I laughed and turned onto my back, resting my head in Cade’s lap. The sky was a more appealing sight than the jagged gap of the quarry; the high clouds moved through it slowly, their trailing edges thin as contrails. Cade stroked my hair back from my forehead in an idle way, and said, “I wish you could see this place the way it was before. I feel like there’s this part of me I can’t even show you because it doesn’t exist anymore.”
“It’s pretty much the same, though, right? It’s just the water that’s missing.”
“It’s just the people that’re missing,” he said.

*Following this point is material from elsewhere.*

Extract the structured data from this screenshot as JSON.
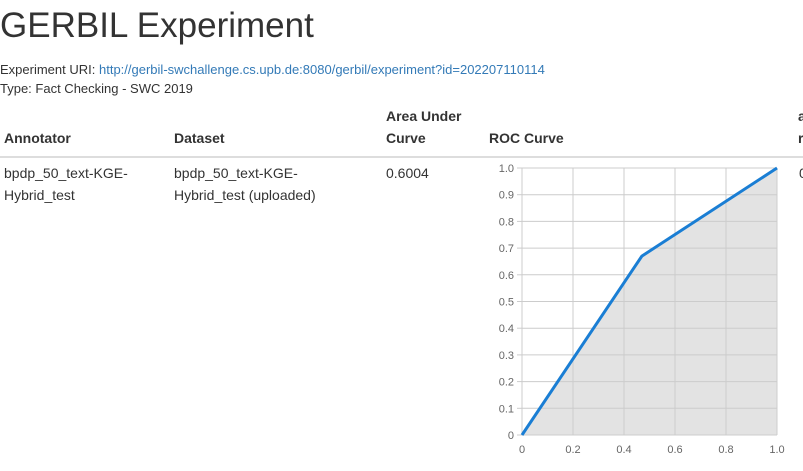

I turned sideways so I could look out at what he was seeing: the ledges where his friends had once stood, the knotted yellow rope hanging from a tree, the scrubby and pebble-strewn grass that must have been the site of a hundred tailgate parties. I wondered if Elias missed it the same way. The Olmstead home seemed riddled with broken connections—to their extended family, to their way to gather as a community and even to each other, for the atmosphere of the house felt heavy with brooding thoughts that nobody talked about. It was no wonder Cade hated coming home. I had never imagined, in all my time growing up with just my mother, how hard it might be to live in a family. From the outside it had looked like the easiest and most natural thing.
Chapter 12
The first blow came with the letter from the university, telling Cade that he had been cut from the work-study program due to a missed filing deadline. He started out bewildered, then grew angrier and angrier as he paced the back porch with his phone against his ear, pleading with the people in Financial Aid. I sat in the chair beside Elias and folded the freshly washed hand-me-down baby clothes slowly into a basket, lying low but listening in. At last he came in and slapped the phone down on the table in disgust.
“April 25,” he barked. “That was the deadline. You know what I had going on April 25?”
“I can’t remember.”
He jabbed the air with his index finger, gesturing toward my belly. “Junior there. School during the day, work in the afternoon, Stan’s in the evening, five hours of sleep. Bylina’s office any spare minute I got. You puking your guts out until they had to stick an IV in you. Like I’m supposed to remember financial aid paperwork in the middle of
“I don’t know what to tell you, Cade.”